"Harry" Koch vs. FC Kultus

Reuthersberger Sportclub steht kurz vor der allgemeinen Hochschulreife. Der letztjährige Oberstufenligist besiegte im Aufstiegsduell am 15.05.99 den FC Kultus endgültig mit 2:1 und festigte damit seinen Spitzenplatz.

Vor 11 Zuschauern und dem wechselnden Schiedrichtergespann im Stadion zur Altenburg war "Harry" Koch, der sein erstes Saisontor erzielte, für den Reuthersberger Sportclub erfolgreich. Obwohl die gegnerische Mannschaft unter der Führung von M. Hohlmeier mit klaren Tätlichkeiten mit 0:1 in Führung ging, mußte sie sich geschlagen geben.

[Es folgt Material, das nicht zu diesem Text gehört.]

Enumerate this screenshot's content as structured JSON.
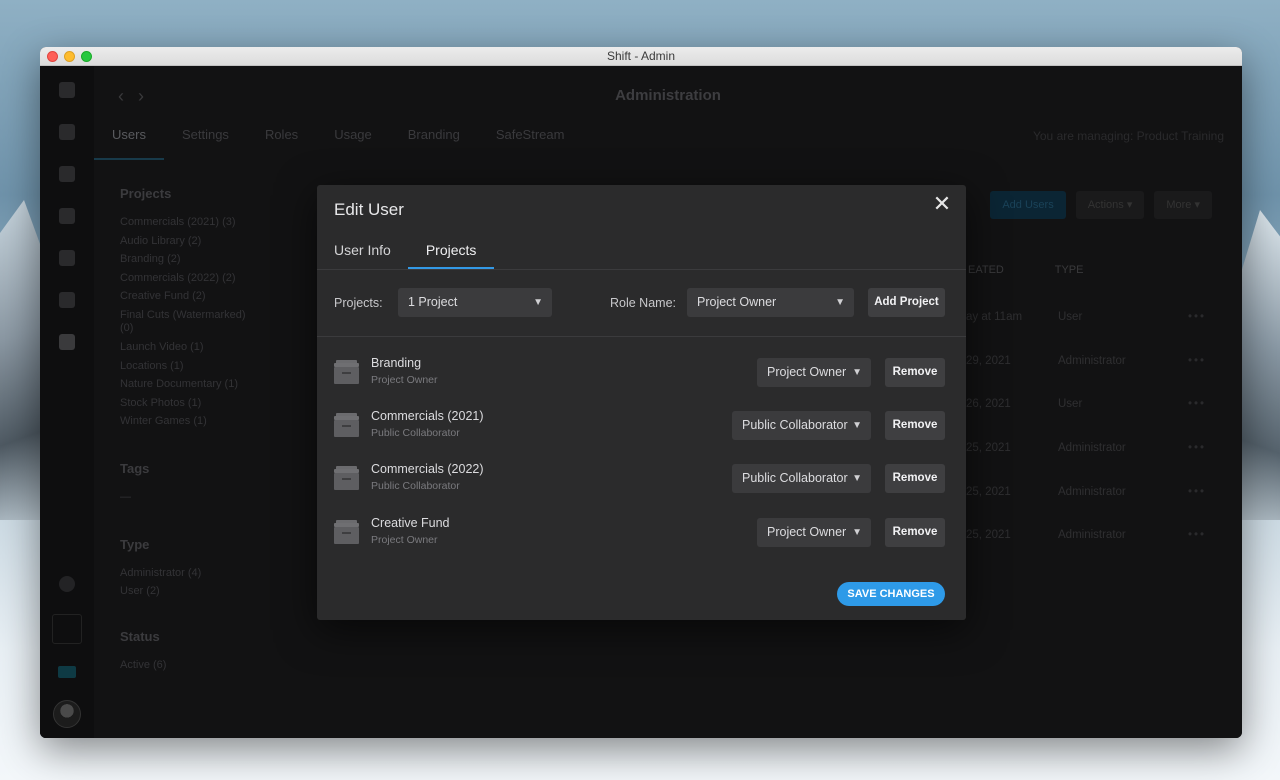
{
  "window": {
    "title": "Shift - Admin"
  },
  "app": {
    "title": "Administration",
    "tabs": [
      {
        "label": "Users"
      },
      {
        "label": "Settings"
      },
      {
        "label": "Roles"
      },
      {
        "label": "Usage"
      },
      {
        "label": "Branding"
      },
      {
        "label": "SafeStream"
      }
    ],
    "managing": "You are managing: Product Training"
  },
  "filters": {
    "projects_title": "Projects",
    "projects": [
      "Commercials (2021) (3)",
      "Audio Library (2)",
      "Branding (2)",
      "Commercials (2022) (2)",
      "Creative Fund (2)",
      "Final Cuts (Watermarked)",
      "(0)",
      "Launch Video (1)",
      "Locations (1)",
      "Nature Documentary (1)",
      "Stock Photos (1)",
      "Winter Games (1)"
    ],
    "tags_title": "Tags",
    "tags_empty": "—",
    "type_title": "Type",
    "types": [
      "Administrator (4)",
      "User (2)"
    ],
    "status_title": "Status",
    "statuses": [
      "Active (6)"
    ]
  },
  "background_table": {
    "add_users": "Add Users",
    "actions": "Actions",
    "more": "More",
    "col_created": "EATED",
    "col_type": "TYPE",
    "rows": [
      {
        "created": "ay at 11am",
        "type": "User"
      },
      {
        "created": "29, 2021",
        "type": "Administrator"
      },
      {
        "created": "26, 2021",
        "type": "User"
      },
      {
        "created": "25, 2021",
        "type": "Administrator"
      },
      {
        "created": "25, 2021",
        "type": "Administrator"
      },
      {
        "created": "25, 2021",
        "type": "Administrator"
      }
    ],
    "row_menu": "•••"
  },
  "modal": {
    "title": "Edit User",
    "close_glyph": "✕",
    "tabs": [
      {
        "label": "User Info"
      },
      {
        "label": "Projects"
      }
    ],
    "projects_label": "Projects:",
    "projects_value": "1 Project",
    "role_label": "Role Name:",
    "role_value": "Project Owner",
    "add_project": "Add Project",
    "items": [
      {
        "name": "Branding",
        "role": "Project Owner",
        "select": "Project Owner",
        "remove": "Remove"
      },
      {
        "name": "Commercials (2021)",
        "role": "Public Collaborator",
        "select": "Public Collaborator",
        "remove": "Remove"
      },
      {
        "name": "Commercials (2022)",
        "role": "Public Collaborator",
        "select": "Public Collaborator",
        "remove": "Remove"
      },
      {
        "name": "Creative Fund",
        "role": "Project Owner",
        "select": "Project Owner",
        "remove": "Remove"
      }
    ],
    "save": "SAVE CHANGES"
  },
  "icons": {
    "chevron": "chevron-down-icon",
    "box": "archive-box-icon",
    "close": "close-icon"
  },
  "colors": {
    "accent": "#2e9ae8",
    "modal_bg": "#2b2b2c",
    "select_bg": "#3b3b3d"
  }
}
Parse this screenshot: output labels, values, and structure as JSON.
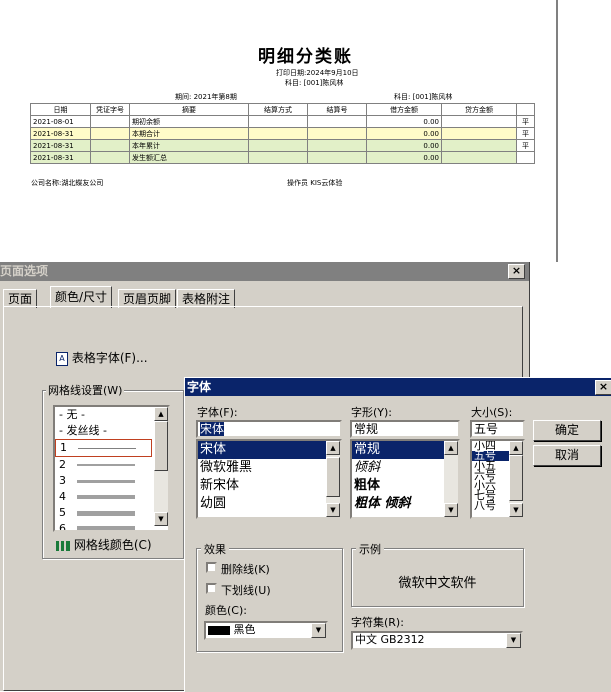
{
  "report": {
    "title": "明细分类账",
    "print_date": "打印日期:2024年9月10日",
    "subject_top": "科目: [001]陈风林",
    "period": "期间: 2021年第8期",
    "subject_right": "科目: [001]陈风林",
    "columns": [
      "日期",
      "凭证字号",
      "摘要",
      "结算方式",
      "结算号",
      "借方金额",
      "贷方金额",
      ""
    ],
    "rows": [
      {
        "date": "2021-08-01",
        "voucher": "",
        "summary": "期初余额",
        "method": "",
        "no": "",
        "debit": "0.00",
        "credit": "",
        "flag": "平"
      },
      {
        "date": "2021-08-31",
        "voucher": "",
        "summary": "本期合计",
        "method": "",
        "no": "",
        "debit": "0.00",
        "credit": "",
        "flag": "平"
      },
      {
        "date": "2021-08-31",
        "voucher": "",
        "summary": "本年累计",
        "method": "",
        "no": "",
        "debit": "0.00",
        "credit": "",
        "flag": "平"
      },
      {
        "date": "2021-08-31",
        "voucher": "",
        "summary": "发生额汇总",
        "method": "",
        "no": "",
        "debit": "0.00",
        "credit": "",
        "flag": ""
      }
    ],
    "company": "公司名称:湖北蝶友公司",
    "operator": "操作员 KIS云体验"
  },
  "page_dialog": {
    "title": "页面选项",
    "close": "×",
    "tabs": [
      "页面",
      "颜色/尺寸",
      "页眉页脚",
      "表格附注"
    ],
    "table_font_btn": "表格字体(F)...",
    "grid_group": "网格线设置(W)",
    "grid_items": [
      "- 无 -",
      "- 发丝线 -",
      "1",
      "2",
      "3",
      "4",
      "5",
      "6"
    ],
    "grid_color_btn": "网格线颜色(C)"
  },
  "font_dialog": {
    "title": "字体",
    "close": "×",
    "font_label": "字体(F):",
    "font_value": "宋体",
    "font_list": [
      "宋体",
      "微软雅黑",
      "新宋体",
      "幼圆"
    ],
    "style_label": "字形(Y):",
    "style_value": "常规",
    "style_list": [
      "常规",
      "倾斜",
      "粗体",
      "粗体 倾斜"
    ],
    "size_label": "大小(S):",
    "size_value": "五号",
    "size_list": [
      "小四",
      "五号",
      "小五",
      "六号",
      "小六",
      "七号",
      "八号"
    ],
    "ok": "确定",
    "cancel": "取消",
    "effects_label": "效果",
    "strike": "删除线(K)",
    "underline": "下划线(U)",
    "color_label": "颜色(C):",
    "color_value": "黑色",
    "sample_label": "示例",
    "sample_text": "微软中文软件",
    "charset_label": "字符集(R):",
    "charset_value": "中文 GB2312"
  }
}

Über die 2-jährige Saison hinweg beeindruckte vor allem im ersten Abschnitt der druckvolle Zug aus dem Bauch heraus. Sein griechischer Mitspieler Ouzo trieb ihn unaufhörlich an, den ersten Saisongegner FC Glowatzky vor dessen heimischen Publikum untergehen zu sehen. FC Glowatzky operierte geschickt aus einer verstärken Magengrube heraus und war vor allem mit Konterangriffen über den schnellen Linksaußen Rioja gefährlich. Torjäger "Harry" Koch stand oft lange Zeit allein auf weitem Flur und verlor zuweilen im gegnerischen Stadion die Orientierung.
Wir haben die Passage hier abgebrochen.